Ferdinand de Saussure


There are more dads on this page than at a Styx reunion cruise, but Saussure is undoubtedly the "father of 20-century linguistics." His description of language as a system translated to structuralism in literary theory.

Jacques Lacan


His year seminars in the 60s and 70s were like the Bible to post-structural thought. His "Seminar on the Purloined Letter" redefined psychoanalysis, both revising Freud's theory and taking psychoanalytic reading from the psychobiography of Marie Bonaparte and making it in terms of Saussure's signifier and signified. His ultimate signifer was the phallus, what Freud simply thought of a penis, but what Lacan made to be an undefined, ever-present object of desire. If Freud is the father of psychoanalysis, Lacan is its prodigal son.

Jacque Derrida


As the founder of deconstruction, Derrida wished to unravel the metaphysical assumptions that - since Plato - had been taken as "givens" in the foundations of modern day philosophical assumptions.
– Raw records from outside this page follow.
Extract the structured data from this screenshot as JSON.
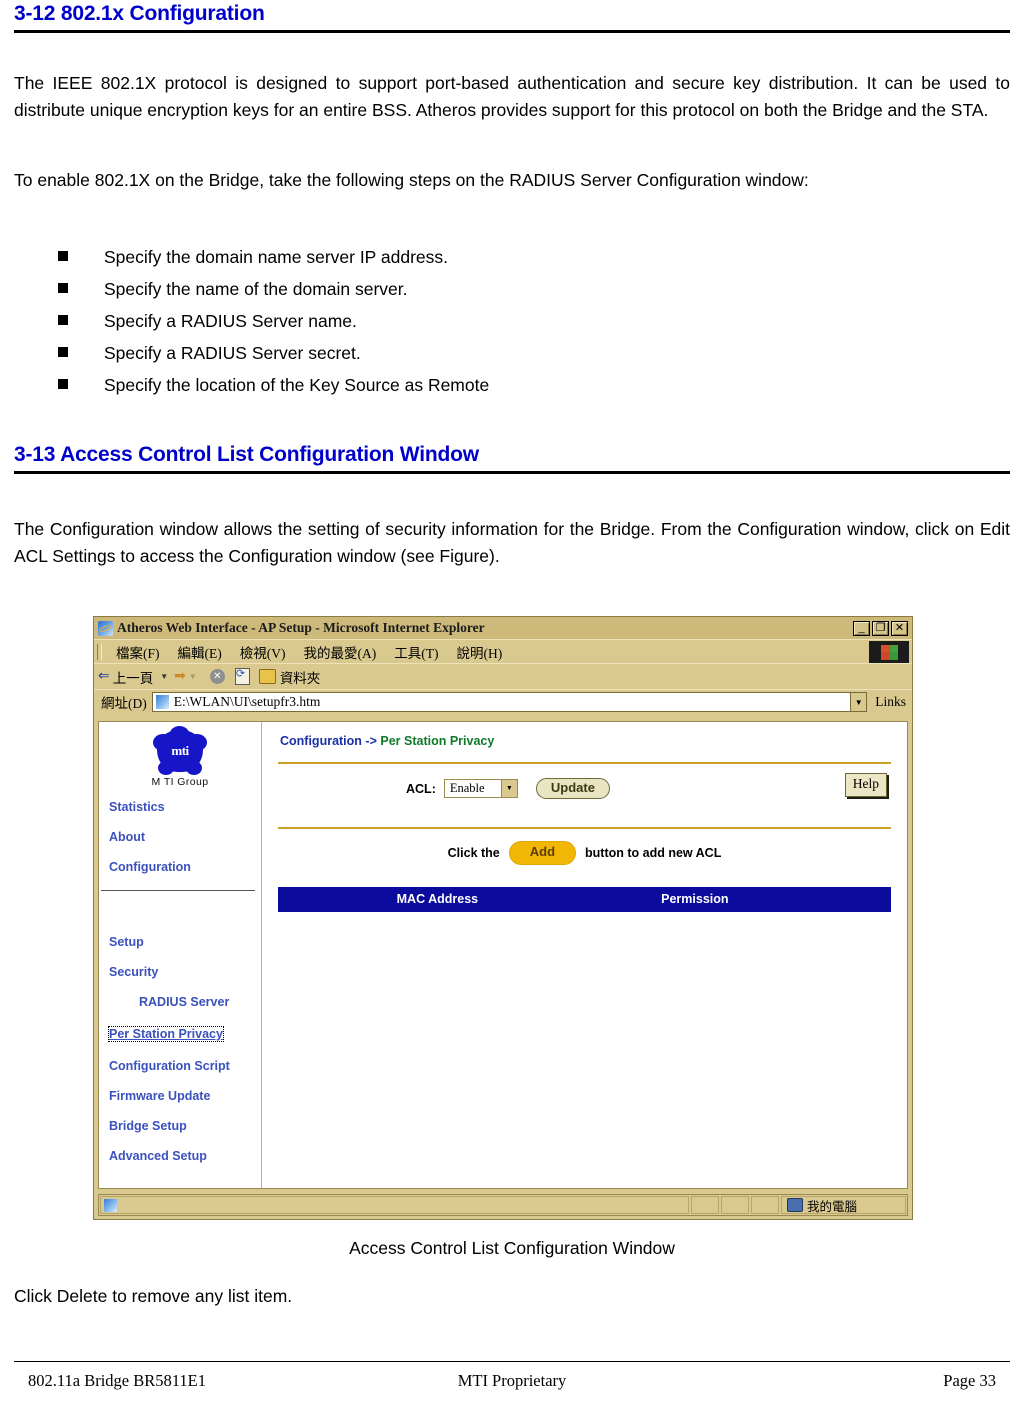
{
  "document": {
    "sections": [
      {
        "number_title": "3-12 802.1x Configuration"
      },
      {
        "number_title": "3-13 Access Control List Configuration Window"
      }
    ],
    "paragraphs": {
      "p1": "The IEEE 802.1X protocol is designed to support port-based authentication and secure key distribution. It can be used to distribute unique encryption keys for an entire BSS. Atheros provides support for this protocol on both the Bridge and the STA.",
      "p2": "To enable 802.1X on the Bridge, take the following steps on the RADIUS Server Configuration window:",
      "p3": "The Configuration window allows the setting of security information for the Bridge. From the Configuration window, click on Edit ACL Settings to access the Configuration window (see Figure).",
      "p4": "Click Delete to remove any list item."
    },
    "bullets": [
      "Specify the domain name server IP address.",
      "Specify the name of the domain server.",
      "Specify a RADIUS Server name.",
      "Specify a RADIUS Server secret.",
      "Specify the location of the Key Source as Remote"
    ],
    "figure_caption": "Access Control List Configuration Window",
    "footer": {
      "left": "802.11a Bridge BR5811E1",
      "center": "MTI Proprietary",
      "right": "Page 33"
    }
  },
  "browser": {
    "title": "Atheros Web Interface - AP Setup - Microsoft Internet Explorer",
    "window_buttons": {
      "minimize": "_",
      "restore": "❐",
      "close": "✕"
    },
    "menu_items": [
      "檔案(F)",
      "編輯(E)",
      "檢視(V)",
      "我的最愛(A)",
      "工具(T)",
      "說明(H)"
    ],
    "toolbar": {
      "back": "上一頁",
      "folders": "資料夾"
    },
    "address": {
      "label": "網址(D)",
      "value": "E:\\WLAN\\UI\\setupfr3.htm",
      "links_label": "Links"
    },
    "status": {
      "zone": "我的電腦"
    }
  },
  "webui": {
    "logo": {
      "wordmark": "mti",
      "caption": "M TI Group"
    },
    "nav": {
      "top": [
        {
          "label": "Statistics"
        },
        {
          "label": "About"
        },
        {
          "label": "Configuration"
        }
      ],
      "bottom": [
        {
          "label": "Setup",
          "indent": false,
          "focused": false
        },
        {
          "label": "Security",
          "indent": false,
          "focused": false
        },
        {
          "label": "RADIUS Server",
          "indent": true,
          "focused": false
        },
        {
          "label": "Per Station Privacy",
          "indent": false,
          "focused": true
        },
        {
          "label": "Configuration Script",
          "indent": false,
          "focused": false
        },
        {
          "label": "Firmware Update",
          "indent": false,
          "focused": false
        },
        {
          "label": "Bridge Setup",
          "indent": false,
          "focused": false
        },
        {
          "label": "Advanced Setup",
          "indent": false,
          "focused": false
        }
      ]
    },
    "breadcrumb": {
      "part1": "Configuration",
      "separator": " -> ",
      "part2": "Per Station Privacy"
    },
    "acl": {
      "label": "ACL:",
      "selected_value": "Enable",
      "update_button": "Update",
      "help_button": "Help"
    },
    "add_hint": {
      "prefix": "Click the",
      "button": "Add",
      "suffix": "button to add new ACL"
    },
    "table": {
      "columns": [
        "MAC Address",
        "Permission"
      ],
      "rows": []
    },
    "colors": {
      "nav_link": "#3B51BE",
      "breadcrumb_green": "#0E7A28",
      "table_header_bg": "#0B0B9E",
      "add_button_bg": "#F2B705",
      "gold_rule": "#C9A227",
      "heading_blue": "#0000CC"
    }
  }
}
He had feuds with both Lacan (about "The Purloined Letter," notably, and with Foucault (who called him an "obscurant terrorists" because he "wrote so obscurely as to be incomprehensible"). Regardless, he went on to influence The Yale School of deconstructionists, which included Paul de Man and Irene Harvey.

Michel Foucault


Because he was so interested in the study of social institutions and power hierarchies, he is thought of a structuralist. He would reject that label and say that he was not presenting a cohesive body of work, but rather "tools" for others to use in their analysis.

Roland Barthes


He is said to have influenced structuralism, existentialism, post-structuralism, semiology and Marxism, and his "death of the author" idea greatly influenced Derrida. Although elements of his thoughts can be found in a number of philosophies, he is best known as "the" structuralist.